The World Environment Day, which is celebrated every year on June 5th, represents an important opportunity to reflect on the problems that damage the Planet and its ecosystem.
The 2019 edition, hosted by China, will revolve around the theme of the fight against air pollution. Reducing vehicle emissions would be a decisive step towards improving air quality, as well as adopting cleaner combustibles for cooking, heating and lighting homes.
Even in agriculture, there are many sources of air pollution: livestock, which produces methane and ammonia, the use of chemicals and the combustion of agricultural waste. To reduce harmful emissions in this sector, farmers can intervene on the level of methane produced by livestock by optimizing the digestibility of feed and improving the management of pastures. Other fronts on which to commit for are the collection and disposal of solid waste, but also to separate organic waste and turn it into compost, to improve soil fertility and provide an alternative energy source. Reducing the amount of all lost or wasted food can also improve air quality.
And all of us? What can we do? Choosing an organic diet would already be a starting point. Eating organic means protecting the environment by respecting the natural fertility of the soil and renouncing the harmful use of pesticides and herbicides.
Probios, which has always shared and supported the values that animate this event, is daily committed to putting in place more responsible behaviors towards the environment, in the belief that selling organic products contributes to making our world better.

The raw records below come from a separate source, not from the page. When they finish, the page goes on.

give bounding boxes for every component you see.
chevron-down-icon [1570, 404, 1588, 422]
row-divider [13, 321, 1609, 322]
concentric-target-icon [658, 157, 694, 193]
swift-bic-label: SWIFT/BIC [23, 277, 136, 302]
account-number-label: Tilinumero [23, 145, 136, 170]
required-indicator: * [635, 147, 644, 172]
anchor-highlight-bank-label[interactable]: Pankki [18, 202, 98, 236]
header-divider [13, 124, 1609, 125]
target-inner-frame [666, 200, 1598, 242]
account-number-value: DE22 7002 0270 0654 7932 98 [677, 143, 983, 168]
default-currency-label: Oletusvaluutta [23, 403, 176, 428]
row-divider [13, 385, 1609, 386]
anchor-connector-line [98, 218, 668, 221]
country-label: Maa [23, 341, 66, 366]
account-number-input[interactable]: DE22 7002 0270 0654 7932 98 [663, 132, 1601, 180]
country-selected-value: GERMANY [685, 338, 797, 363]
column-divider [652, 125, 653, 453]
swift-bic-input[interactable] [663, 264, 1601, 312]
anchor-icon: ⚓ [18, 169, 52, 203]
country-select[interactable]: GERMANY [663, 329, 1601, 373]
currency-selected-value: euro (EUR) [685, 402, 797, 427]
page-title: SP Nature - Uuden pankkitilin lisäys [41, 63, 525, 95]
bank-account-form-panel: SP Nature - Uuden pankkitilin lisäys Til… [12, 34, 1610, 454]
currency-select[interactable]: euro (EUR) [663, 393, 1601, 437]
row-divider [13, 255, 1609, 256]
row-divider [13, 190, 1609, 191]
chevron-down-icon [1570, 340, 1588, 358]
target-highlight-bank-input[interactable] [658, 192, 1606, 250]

Another objective of the 49th edition of World Environment Day is to raise public awareness on the danger that exists around the extinction of multiple animal and plant species. Deforestation, smuggling of rare species, unsustainable agricultural activities and indiscriminate use of pesticides are practices that put our precious biodiversity at risk. We have to react immediately to reverse this trend, as, as stated by the president of the Earth Day Network Kathleen Rogers: "The next extinction could be that of us humans”.